The dot plot is a chart of 19 anonymous dots, one per FOMC participant, showing each official’s expectation for the appropriate midpoint of the federal funds rate at year-end for the next three years and the longer run. The March 2026 SEP median dot sat at 3.13 percent, which is effectively two 25 basis point cuts from the current 3.625 percent midpoint, and that median is the single most-watched print on Wednesday. Two things traders will look for. First, the 2026 median. Goldman Sachs has written that the median is likely to slip from two cuts to one cut, and Morgan Stanley sees the same median with a wider distribution inside the 19 dots, three members above 4.00 percent and three members below 3.00 percent. Second, the dispersion.
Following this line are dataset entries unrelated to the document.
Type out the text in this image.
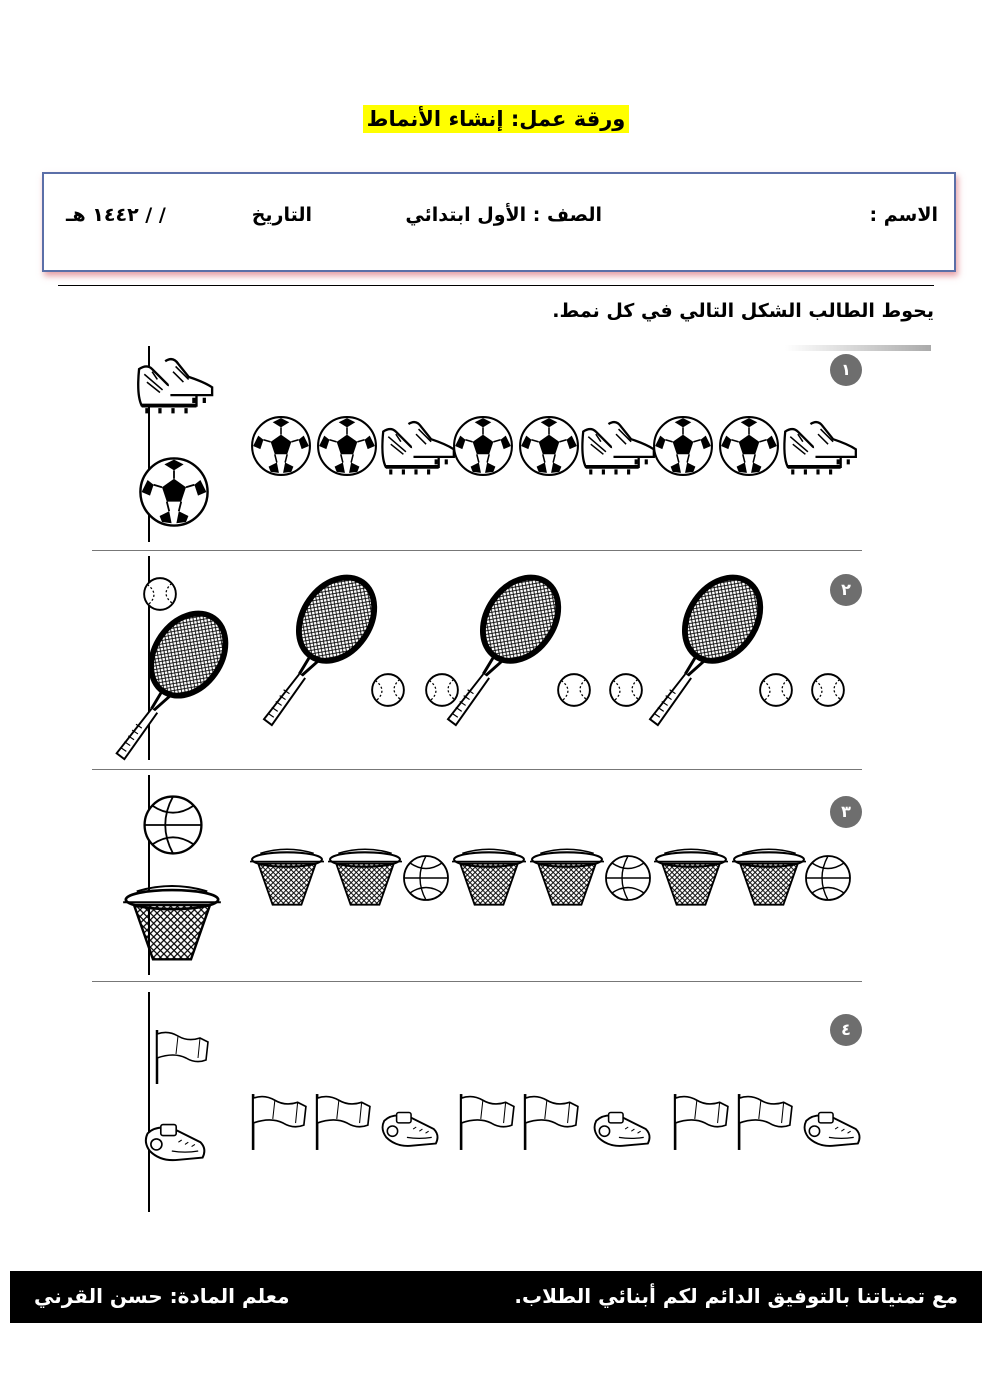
ورقة عمل: إنشاء الأنماط
الاسم :
الصف : الأول ابتدائي
التاريخ
/ / ١٤٤٢ هـ
يحوط الطالب الشكل التالي في كل نمط.
١
٢
٣
٤
مع تمنياتنا بالتوفيق الدائم لكم أبنائي الطلاب.
معلم المادة: حسن القرني
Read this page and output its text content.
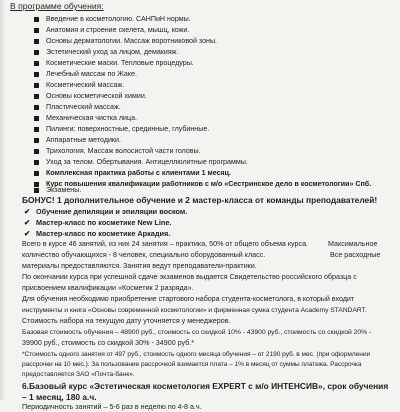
В программе обучения:
Введение в косметологию. САНПиН нормы.
Анатомия и строение скелета, мышц, кожи.
Основы дерматологии. Массаж воротниковой зоны.
Эстетический уход за лицом, демакияж.
Косметические маски. Тепловые процедуры.
Лечебный массаж по Жаке.
Косметический массаж.
Основы косметической химии.
Пластический массаж.
Механическая чистка лица.
Пилинги: поверхностные, срединные, глубинные.
Аппаратные методики.
Трихология. Массаж волосистой части головы.
Уход за телом. Обертывания. Антицеллюлитные программы.
Комплексная практика работы с клиентами 1 месяц.
Курс повышения квалификации работников с м/о «Сестринское дело в косметологии» Спб.
Экзамены.
БОНУС! 1 дополнительное обучение и 2 мастер-класса от команды преподавателей!
✔ Обучение депиляции и эпиляции воском.
✔ Мастер-класс по косметике New Line.
✔ Мастер-класс по косметике Аркадия.
Всего в курсе 46 занятий, из них 24 занятия – практика, 50% от общего объема курса.	Максимальное
количество обучающихся - 8 человек, специально оборудованный класс.	Все расходные
материалы предоставляются. Занятия ведут преподаватели-практики.
По окончании курса при успешной сдаче экзаменов выдается Свидетельство российского образца с
присвоением квалификации «Косметик 2 разряда».
Для обучения необходимо приобретение стартового набора студента-косметолога, в который входит
инструменты и книга «Основы современной косметологии» и фирменная сумка студента Academy STANDART.
Стоимость набора на текущую дату уточняется у менеджеров.
Базовая стоимость обучения – 48900 руб., стоимость со скидкой 10% - 43900 руб., стоимость со скидкой 20% -
39900 руб., стоимость со скидкой 30% - 34900 руб.*
*Стоимость одного занятия от 497 руб., стоимость одного месяца обучения – от 2190 руб. в мес. (при оформлении
рассрочки на 10 мес.). За пользование рассрочкой взимается плата – 1% в месяц от суммы платежа. Рассрочка
предоставляется ЗАО «Почта-банк».
6.Базовый курс «Эстетическая косметология EXPERT с м/о ИНТЕНСИВ», срок обучения – 1 месяц, 180 а.ч.
Периодичность занятий – 5-6 раз в неделю по 4-8 а.ч.
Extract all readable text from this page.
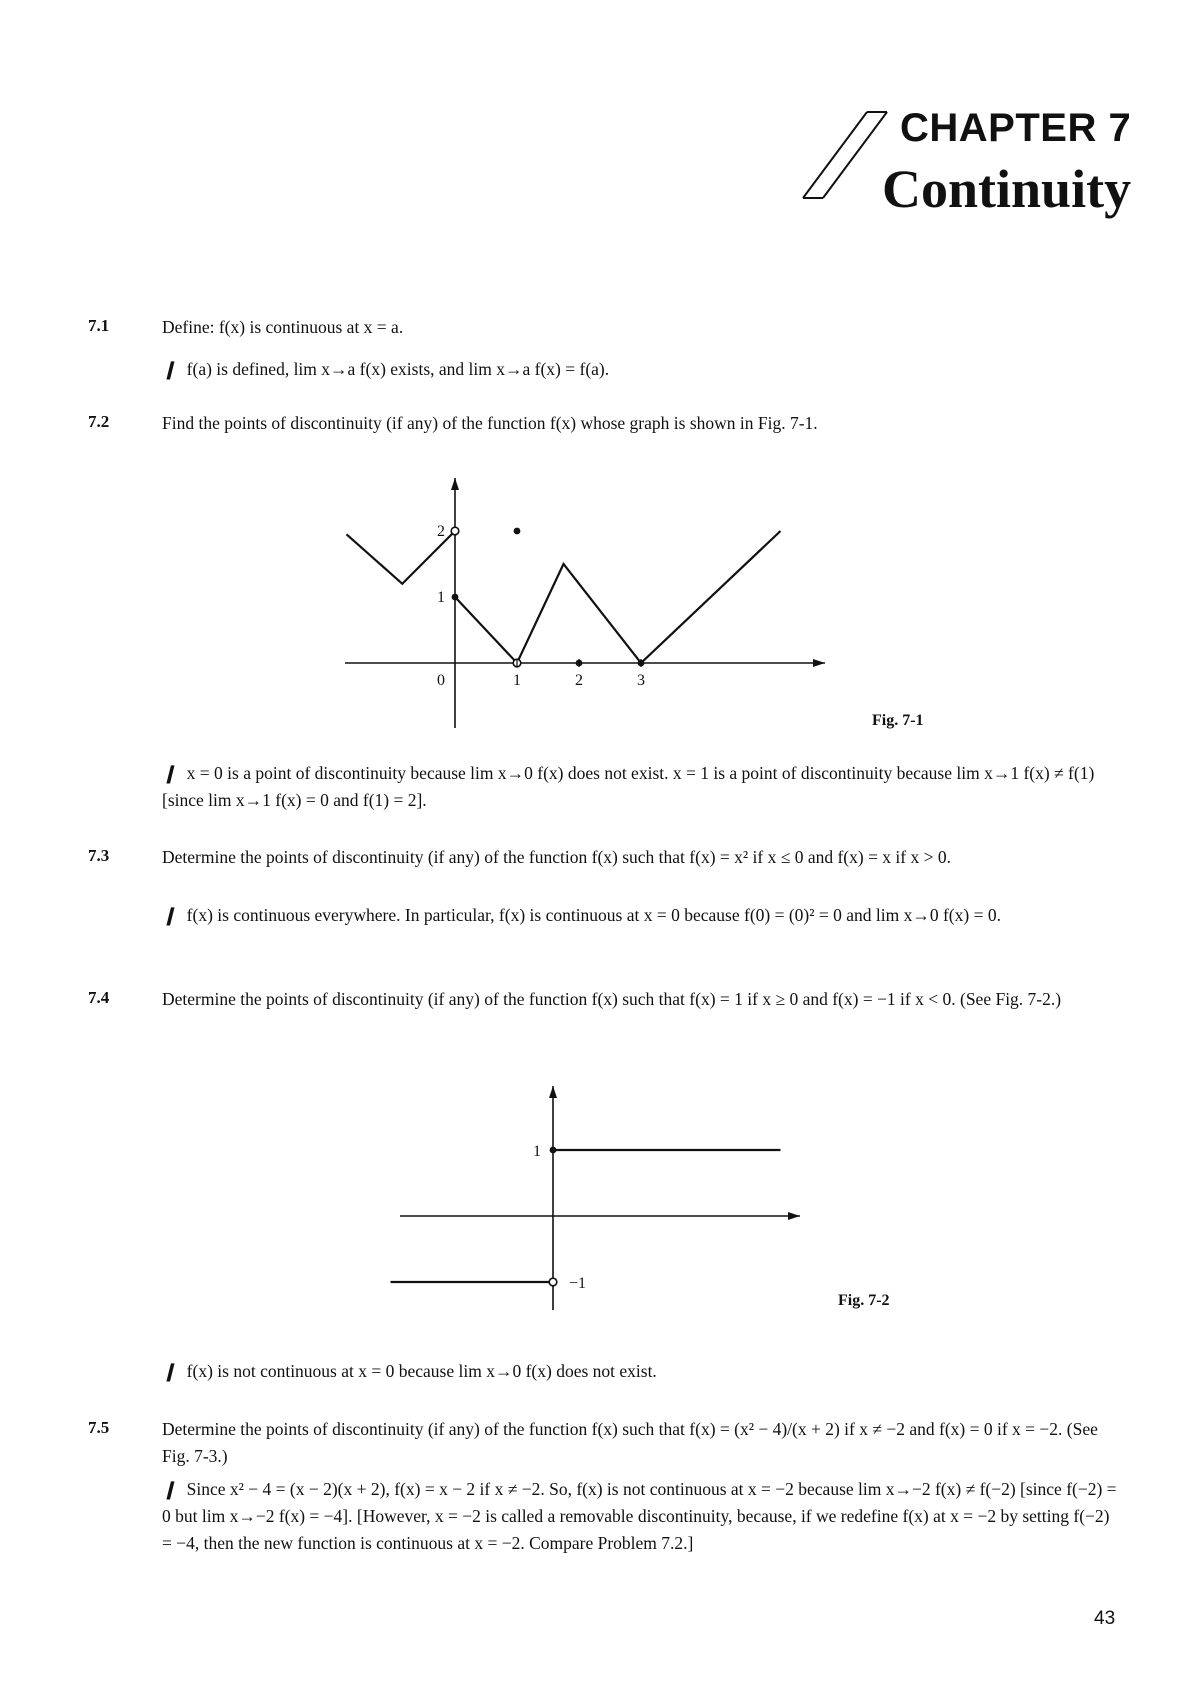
CHAPTER 7
Continuity
7.1	Define: f(x) is continuous at x = a.
❙ f(a) is defined, lim x→a f(x) exists, and lim x→a f(x) = f(a).
7.2	Find the points of discontinuity (if any) of the function f(x) whose graph is shown in Fig. 7-1.
0	1	2	3
1
2
Fig. 7-1
❙ x = 0 is a point of discontinuity because lim x→0 f(x) does not exist. x = 1 is a point of discontinuity because lim x→1 f(x) ≠ f(1) [since lim x→1 f(x) = 0 and f(1) = 2].
7.3	Determine the points of discontinuity (if any) of the function f(x) such that f(x) = x² if x ≤ 0 and f(x) = x if x > 0.
❙ f(x) is continuous everywhere. In particular, f(x) is continuous at x = 0 because f(0) = (0)² = 0 and lim x→0 f(x) = 0.
7.4	Determine the points of discontinuity (if any) of the function f(x) such that f(x) = 1 if x ≥ 0 and f(x) = −1 if x < 0. (See Fig. 7-2.)
1
−1
Fig. 7-2
❙ f(x) is not continuous at x = 0 because lim x→0 f(x) does not exist.
7.5	Determine the points of discontinuity (if any) of the function f(x) such that f(x) = (x² − 4)/(x + 2) if x ≠ −2 and f(x) = 0 if x = −2. (See Fig. 7-3.)
❙ Since x² − 4 = (x − 2)(x + 2), f(x) = x − 2 if x ≠ −2. So, f(x) is not continuous at x = −2 because lim x→−2 f(x) ≠ f(−2) [since f(−2) = 0 but lim x→−2 f(x) = −4]. [However, x = −2 is called a removable discontinuity, because, if we redefine f(x) at x = −2 by setting f(−2) = −4, then the new function is continuous at x = −2. Compare Problem 7.2.]
43
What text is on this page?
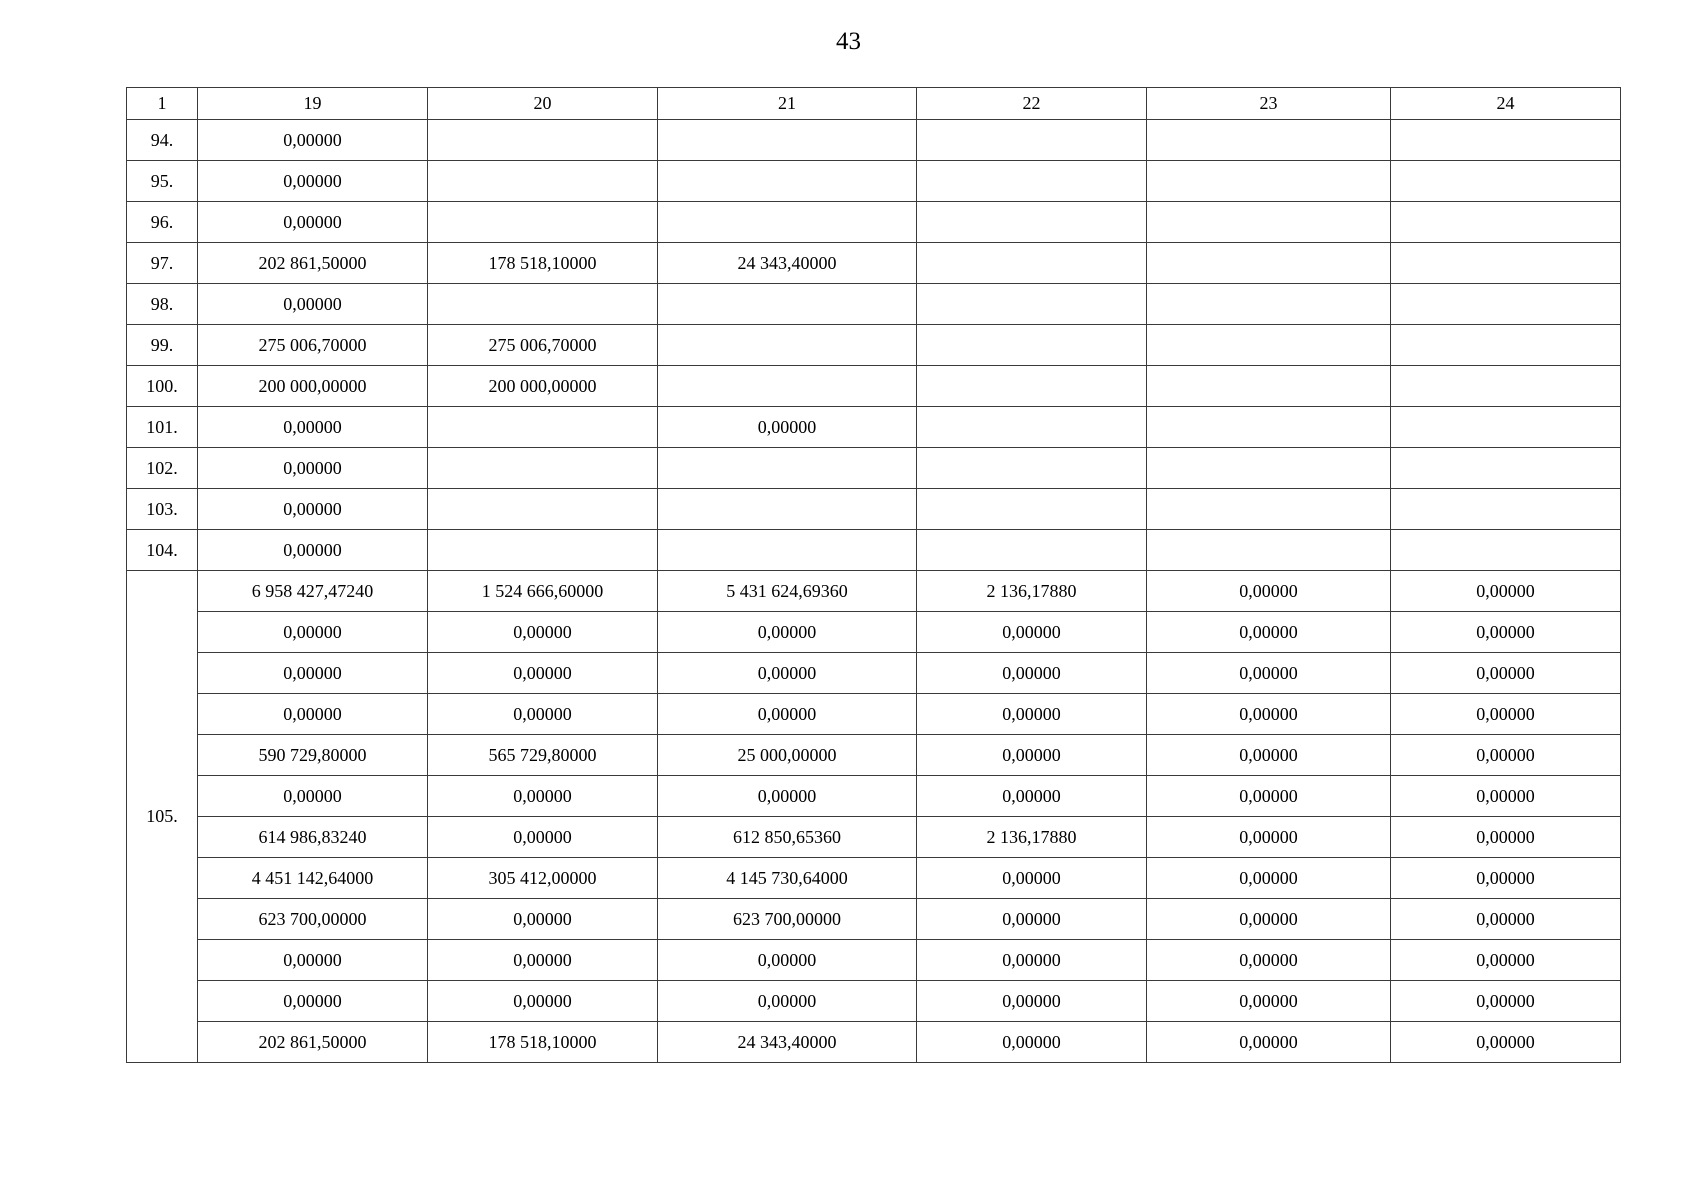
43
1	19	20	21	22	23	24
94.	0,00000					
95.	0,00000					
96.	0,00000					
97.	202 861,50000	178 518,10000	24 343,40000			
98.	0,00000					
99.	275 006,70000	275 006,70000				
100.	200 000,00000	200 000,00000				
101.	0,00000		0,00000			
102.	0,00000					
103.	0,00000					
104.	0,00000					
105.	6 958 427,47240	1 524 666,60000	5 431 624,69360	2 136,17880	0,00000	0,00000
	0,00000	0,00000	0,00000	0,00000	0,00000	0,00000
	0,00000	0,00000	0,00000	0,00000	0,00000	0,00000
	0,00000	0,00000	0,00000	0,00000	0,00000	0,00000
	590 729,80000	565 729,80000	25 000,00000	0,00000	0,00000	0,00000
	0,00000	0,00000	0,00000	0,00000	0,00000	0,00000
	614 986,83240	0,00000	612 850,65360	2 136,17880	0,00000	0,00000
	4 451 142,64000	305 412,00000	4 145 730,64000	0,00000	0,00000	0,00000
	623 700,00000	0,00000	623 700,00000	0,00000	0,00000	0,00000
	0,00000	0,00000	0,00000	0,00000	0,00000	0,00000
	0,00000	0,00000	0,00000	0,00000	0,00000	0,00000
	202 861,50000	178 518,10000	24 343,40000	0,00000	0,00000	0,00000
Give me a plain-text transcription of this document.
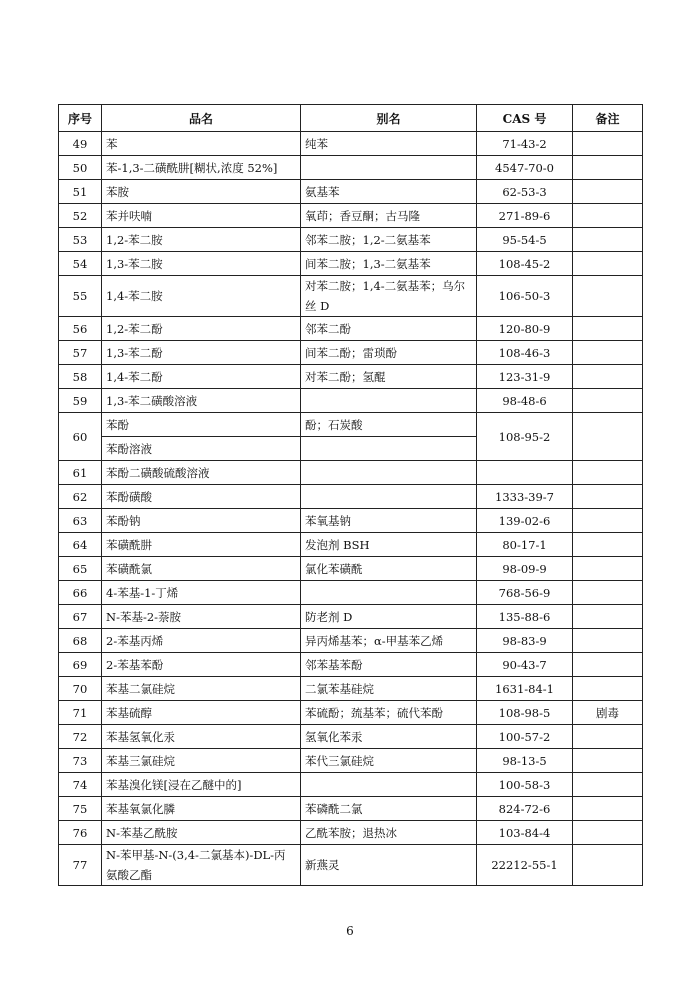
序号	品名	别名	CAS 号	备注
49	苯	纯苯	71-43-2	
50	苯-1,3-二磺酰肼[糊状,浓度 52%]		4547-70-0	
51	苯胺	氨基苯	62-53-3	
52	苯并呋喃	氧茚；香豆酮；古马隆	271-89-6	
53	1,2-苯二胺	邻苯二胺；1,2-二氨基苯	95-54-5	
54	1,3-苯二胺	间苯二胺；1,3-二氨基苯	108-45-2	
55	1,4-苯二胺	对苯二胺；1,4-二氨基苯；乌尔丝 D	106-50-3	
56	1,2-苯二酚	邻苯二酚	120-80-9	
57	1,3-苯二酚	间苯二酚；雷琐酚	108-46-3	
58	1,4-苯二酚	对苯二酚；氢醌	123-31-9	
59	1,3-苯二磺酸溶液		98-48-6	
60	苯酚	酚；石炭酸	108-95-2	
	苯酚溶液			
61	苯酚二磺酸硫酸溶液			
62	苯酚磺酸		1333-39-7	
63	苯酚钠	苯氧基钠	139-02-6	
64	苯磺酰肼	发泡剂 BSH	80-17-1	
65	苯磺酰氯	氯化苯磺酰	98-09-9	
66	4-苯基-1-丁烯		768-56-9	
67	N-苯基-2-萘胺	防老剂 D	135-88-6	
68	2-苯基丙烯	异丙烯基苯；α-甲基苯乙烯	98-83-9	
69	2-苯基苯酚	邻苯基苯酚	90-43-7	
70	苯基二氯硅烷	二氯苯基硅烷	1631-84-1	
71	苯基硫醇	苯硫酚；巯基苯；硫代苯酚	108-98-5	剧毒
72	苯基氢氧化汞	氢氧化苯汞	100-57-2	
73	苯基三氯硅烷	苯代三氯硅烷	98-13-5	
74	苯基溴化镁[浸在乙醚中的]		100-58-3	
75	苯基氧氯化膦	苯磷酰二氯	824-72-6	
76	N-苯基乙酰胺	乙酰苯胺；退热冰	103-84-4	
77	N-苯甲基-N-(3,4-二氯基本)-DL-丙氨酸乙酯	新燕灵	22212-55-1	
6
A wider spread confirms the April-meeting fractures and weakens the signal value of the median itself, which is what makes the 2:30 p.m. press conference the cleaner trade than the rate decision.

Why the Long Bond Is the Trade and the Front End Is Not

The 2s10s curve sits at 22 basis points, the flattest reading since March 2023, and 30-year paper cleared the latest refunding auction on June 11 at 4.84 percent with a 2.31 bid-to-cover, the weakest tail of the year. The carry trade is range-bound at the front end because the Committee is unlikely to deliver easing on a six-week horizon, and the long end is doing the work because the term premium has to absorb both the supply schedule and the credibility question. A Warsh who defends the dot plot nudges 30-year yields toward 5.00 percent before Jackson Hole in late August, and a Warsh who retires the dot plot tightens the policy rate without moving the curve. The asymmetric trade is long duration, sized for the press conference, the only leg of the curve that can absorb the supply shock and the credibility shock in a single move.

What to Watch at 2:00 PM and 2:30 PM Eastern on June 17

Three prints will move the curve on Wednesday afternoon. The first is the median dot, with the trade being whether two cuts survive or one cut survives in the 2026 column. The second is the dispersion of the 19 dots, with three above 4.00 percent the cleanest signal that the Committee has tilted hawkish and three below 3.00 percent the cleanest signal that the easing tail is still alive. The third is the press conference at 2:30 p.m. Eastern, where Warsh will be asked about the 1.4 trillion dollar passive unwind since 2022, the 6.7 trillion dollar balance sheet, and whether the dot plot is a roadmap or a guess. Warsh has called the dot plot illusory precision in public remarks between 2014 and 2024, and the market is short the framework into the meeting, which is what makes the press conference the cleaner trade than the rate decision itself.

The Setup for the Back Half of 2026

The structural read for the back half of 2026 is one cut rather than two, conditional on whether the May PCE print on June 27 lands below 2.9 percent and whether the European Central Bank’s June 24 Sintra Forum confirms or walks back the May 22 deposit-rate hike that took the rate to 2.25 percent, the first ECB hike since 2023. The hawkish hold is the base case and the June 17 dot plot is the new trade, but the bond market has only one chance to reprice the framework on Wednesday afternoon, and the long end is the only leg of the curve that can absorb the supply shock and the credibility shock in a single move before Jackson Hole on August 22 sets the next hard catalyst. Watch the dispersion of the 19 dots, watch Warsh at the microphone, and let the 30-year tell you what the Committee meant.